Officials Give Warning To Celebrex Users

The announcement about Celebrex's potential dangers came after a study researching the drug for cancer-fighting properties.

One group of patients being tested showed an increased risk for heart attack, but doctors we spoke with say that risk should not stop people from taking the medicine.

Dr. Andrew Fercowicz, MD said, "Celebrex doesn't have direct effect that in sense that you take it, you get a heart attack. No, it doesn't work this way. They found in big studies involving millions of people that you have increased risk by statistics."

Those numbers are alarming. Patients showed double the risk of heart attack. It's enough to convince many Celebrex users to stop taking the drug.

Barbara Buchanan said, "I was taking Celebrex a couple times a day and it seemed like it helped."

Barbara stopped using Celebrex when she heard about Vioxx being taken off the market. She says the drugs were so alike, she was afraid Celebrex would be next. Friday's announcement confirmed her fears.
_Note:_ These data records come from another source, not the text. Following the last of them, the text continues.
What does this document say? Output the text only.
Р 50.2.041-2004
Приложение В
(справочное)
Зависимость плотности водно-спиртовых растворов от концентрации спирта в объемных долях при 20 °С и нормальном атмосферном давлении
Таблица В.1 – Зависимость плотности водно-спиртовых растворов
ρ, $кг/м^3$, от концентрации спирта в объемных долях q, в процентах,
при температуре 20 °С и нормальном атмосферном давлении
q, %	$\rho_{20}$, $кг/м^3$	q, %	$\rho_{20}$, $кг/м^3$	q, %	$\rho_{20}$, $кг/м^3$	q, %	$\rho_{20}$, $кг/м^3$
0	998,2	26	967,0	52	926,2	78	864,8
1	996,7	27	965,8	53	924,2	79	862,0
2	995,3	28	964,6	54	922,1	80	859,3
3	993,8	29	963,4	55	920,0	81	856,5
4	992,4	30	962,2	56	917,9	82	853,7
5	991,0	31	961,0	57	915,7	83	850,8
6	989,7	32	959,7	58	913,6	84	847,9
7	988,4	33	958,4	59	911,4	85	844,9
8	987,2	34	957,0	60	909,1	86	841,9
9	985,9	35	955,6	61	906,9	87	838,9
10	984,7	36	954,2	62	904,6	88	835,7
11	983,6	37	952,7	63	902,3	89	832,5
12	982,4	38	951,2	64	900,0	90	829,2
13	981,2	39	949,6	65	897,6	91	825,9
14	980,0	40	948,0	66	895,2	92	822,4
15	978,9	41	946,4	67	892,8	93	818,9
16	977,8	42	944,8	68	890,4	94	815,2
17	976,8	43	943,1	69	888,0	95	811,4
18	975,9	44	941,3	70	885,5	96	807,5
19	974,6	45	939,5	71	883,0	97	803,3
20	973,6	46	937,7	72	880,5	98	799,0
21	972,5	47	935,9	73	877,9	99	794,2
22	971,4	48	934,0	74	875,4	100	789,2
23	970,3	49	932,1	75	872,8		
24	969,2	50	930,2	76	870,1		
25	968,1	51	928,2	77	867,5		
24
Barbara said, "I'm really glad I quit taking it then."

Before you stop taking Celebrex, it's probably best to get an expert opinion. Your doctor can explain the risks involved.

Dr. Fercowicz said, "statistically speaking you have a chance at winning say the Texas State Lottery doesn't mean that you win it. And the same with the medication, statistically speaking you have more risk of say heart problems or stroke doesn't mean that you'll get it."

Taking most any type of medication involves some sort of potential danger. Medicine cabinets are full of bottles with warnings on them. Warnings that allow you to make informed decisions, about taking drugs like Celebrex.

The study that prompted the warning was testing at a higher dosage than most people take, between 400 and 800 milligrams a day. About 20 million people have prescriptions for Celebrex.